La corruption freine le développement du Tchad, alerte le contrôleur général

Le Tchad Intensifie sa Lutte Contre la Corruption pour Renforcer la Gouvernance

Le Médiateur de la République du Tchad, Saleh Kebzabo, a récemment accueilli Ousmane Abderamane Djougourou, le contrôleur général de l’Autorité Indépendante de Lutte contre la Corruption (AILC), pour une audience consacrée à l’amélioration des stratégies de lutte contre la corruption.

Renforcement de la Collaboration

Cette rencontre, tenue le 12 février à N’Djamena, visait à établir de nouveaux axes de coopération entre la Médiature et l’AILC. Les discussions ont essentiellement porté sur les moyens de renforcer la coordination institutionnelle. Cela inclut les mécanismes permettant de cibler efficacement les infractions liées à la corruption, traduisant la volonté des deux entités de solidifier leurs actions pour une gouvernance plus transparente et équitable.

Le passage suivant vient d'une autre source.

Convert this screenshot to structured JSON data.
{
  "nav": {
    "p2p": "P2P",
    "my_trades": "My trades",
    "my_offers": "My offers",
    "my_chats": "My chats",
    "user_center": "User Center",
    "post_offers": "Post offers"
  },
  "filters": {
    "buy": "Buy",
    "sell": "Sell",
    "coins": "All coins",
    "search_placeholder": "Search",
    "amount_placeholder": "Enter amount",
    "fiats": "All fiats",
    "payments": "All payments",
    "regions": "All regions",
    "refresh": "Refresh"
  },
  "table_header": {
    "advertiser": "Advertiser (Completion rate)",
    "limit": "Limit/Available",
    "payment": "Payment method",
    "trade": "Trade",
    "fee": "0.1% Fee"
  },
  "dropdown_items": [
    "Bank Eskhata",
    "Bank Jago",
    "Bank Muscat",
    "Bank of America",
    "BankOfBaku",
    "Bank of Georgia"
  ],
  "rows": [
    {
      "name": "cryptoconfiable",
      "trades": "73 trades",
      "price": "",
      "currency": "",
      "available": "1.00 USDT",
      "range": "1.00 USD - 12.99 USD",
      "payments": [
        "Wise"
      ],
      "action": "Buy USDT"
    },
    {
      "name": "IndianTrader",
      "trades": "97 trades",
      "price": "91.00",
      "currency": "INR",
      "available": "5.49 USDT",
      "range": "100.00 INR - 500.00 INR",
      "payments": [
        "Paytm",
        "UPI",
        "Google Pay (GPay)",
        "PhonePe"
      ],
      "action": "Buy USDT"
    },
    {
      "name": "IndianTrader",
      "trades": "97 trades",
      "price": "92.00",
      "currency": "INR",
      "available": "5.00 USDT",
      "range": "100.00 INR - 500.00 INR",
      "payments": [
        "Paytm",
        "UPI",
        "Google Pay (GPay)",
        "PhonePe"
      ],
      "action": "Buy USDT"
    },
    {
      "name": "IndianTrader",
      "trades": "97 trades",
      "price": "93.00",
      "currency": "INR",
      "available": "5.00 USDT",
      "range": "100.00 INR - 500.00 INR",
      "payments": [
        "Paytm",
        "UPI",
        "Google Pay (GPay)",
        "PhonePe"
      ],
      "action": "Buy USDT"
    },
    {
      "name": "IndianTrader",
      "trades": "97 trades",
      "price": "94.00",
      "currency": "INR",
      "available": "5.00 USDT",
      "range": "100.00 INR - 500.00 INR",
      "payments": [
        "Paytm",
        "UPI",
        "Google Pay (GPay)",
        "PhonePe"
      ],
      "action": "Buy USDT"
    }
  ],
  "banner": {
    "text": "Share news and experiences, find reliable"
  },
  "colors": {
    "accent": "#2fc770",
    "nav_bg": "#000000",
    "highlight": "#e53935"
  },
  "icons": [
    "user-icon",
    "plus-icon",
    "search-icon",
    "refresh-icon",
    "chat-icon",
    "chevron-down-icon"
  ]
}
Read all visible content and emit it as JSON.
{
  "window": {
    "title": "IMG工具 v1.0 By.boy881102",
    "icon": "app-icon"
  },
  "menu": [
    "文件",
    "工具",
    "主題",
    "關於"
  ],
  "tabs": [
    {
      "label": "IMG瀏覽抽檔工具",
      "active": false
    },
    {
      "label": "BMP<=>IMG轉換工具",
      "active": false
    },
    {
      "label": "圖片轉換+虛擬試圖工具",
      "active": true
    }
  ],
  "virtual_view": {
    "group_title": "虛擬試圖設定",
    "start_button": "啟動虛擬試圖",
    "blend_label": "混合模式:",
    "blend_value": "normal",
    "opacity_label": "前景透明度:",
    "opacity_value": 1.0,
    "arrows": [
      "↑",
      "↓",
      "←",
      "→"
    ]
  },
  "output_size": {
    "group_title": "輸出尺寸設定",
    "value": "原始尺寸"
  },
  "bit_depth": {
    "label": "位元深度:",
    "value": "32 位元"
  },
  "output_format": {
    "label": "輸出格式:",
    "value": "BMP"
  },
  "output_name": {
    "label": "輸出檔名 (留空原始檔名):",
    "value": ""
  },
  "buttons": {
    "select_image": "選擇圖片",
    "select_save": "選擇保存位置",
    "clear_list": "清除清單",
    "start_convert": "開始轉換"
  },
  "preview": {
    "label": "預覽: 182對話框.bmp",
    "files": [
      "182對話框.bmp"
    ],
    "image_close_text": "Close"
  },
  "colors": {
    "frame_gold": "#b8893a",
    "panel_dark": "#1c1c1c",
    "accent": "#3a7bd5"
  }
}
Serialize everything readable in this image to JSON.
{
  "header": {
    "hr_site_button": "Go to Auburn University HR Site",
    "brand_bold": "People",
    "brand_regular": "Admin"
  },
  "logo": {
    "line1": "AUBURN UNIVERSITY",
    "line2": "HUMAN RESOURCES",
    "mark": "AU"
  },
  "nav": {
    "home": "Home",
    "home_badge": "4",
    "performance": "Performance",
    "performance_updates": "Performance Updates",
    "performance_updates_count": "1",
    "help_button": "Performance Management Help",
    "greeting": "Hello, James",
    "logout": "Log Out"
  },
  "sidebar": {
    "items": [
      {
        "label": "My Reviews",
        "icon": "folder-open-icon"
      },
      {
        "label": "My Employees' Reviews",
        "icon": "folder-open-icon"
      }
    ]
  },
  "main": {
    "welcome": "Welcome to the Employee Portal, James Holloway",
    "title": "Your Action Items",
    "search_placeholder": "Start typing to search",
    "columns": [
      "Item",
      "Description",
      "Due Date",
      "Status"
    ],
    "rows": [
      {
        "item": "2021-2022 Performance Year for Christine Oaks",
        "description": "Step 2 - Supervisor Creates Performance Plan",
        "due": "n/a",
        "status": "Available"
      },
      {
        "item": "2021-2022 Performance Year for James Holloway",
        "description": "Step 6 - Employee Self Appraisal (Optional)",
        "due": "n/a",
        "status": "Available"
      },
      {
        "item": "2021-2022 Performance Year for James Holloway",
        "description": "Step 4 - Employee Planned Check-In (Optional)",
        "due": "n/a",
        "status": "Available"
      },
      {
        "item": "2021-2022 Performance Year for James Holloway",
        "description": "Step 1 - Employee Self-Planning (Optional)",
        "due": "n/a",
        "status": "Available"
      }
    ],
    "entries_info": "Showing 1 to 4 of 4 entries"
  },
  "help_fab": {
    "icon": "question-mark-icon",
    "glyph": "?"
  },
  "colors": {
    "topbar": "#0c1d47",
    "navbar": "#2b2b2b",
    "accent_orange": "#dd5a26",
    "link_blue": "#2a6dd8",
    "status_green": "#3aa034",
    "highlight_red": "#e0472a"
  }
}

Un Enjeu Crucial pour le Tchad

L’importance de cette rencontre est amplifiée par le contexte socio-économique tendu du pays. Face aux multiples tensions sociales et défis sécuritaires, la corruption endémique au Tchad exacerbe les inégalités et alimente le ressentiment de la population envers l’État. La réunion souligne la nécessité urgente de restaurer la confiance du public, un élément indispensable à la stabilité nationale.

Citoyens et Gouvernance

Lors de cette audience, Ousmane Abderamane Djougourou a souligné le rôle central de la corruption comme frein au développement. Pour lui, la mission primordiale du Médiateur consiste à réconcilier les citoyens autour de pratiques de gouvernance juste et équitable. Il estime que de nombreuses rébellions trouvent leur origine dans les frustrations liées aux inégalités perçues dans la gestion des ressources étatiques.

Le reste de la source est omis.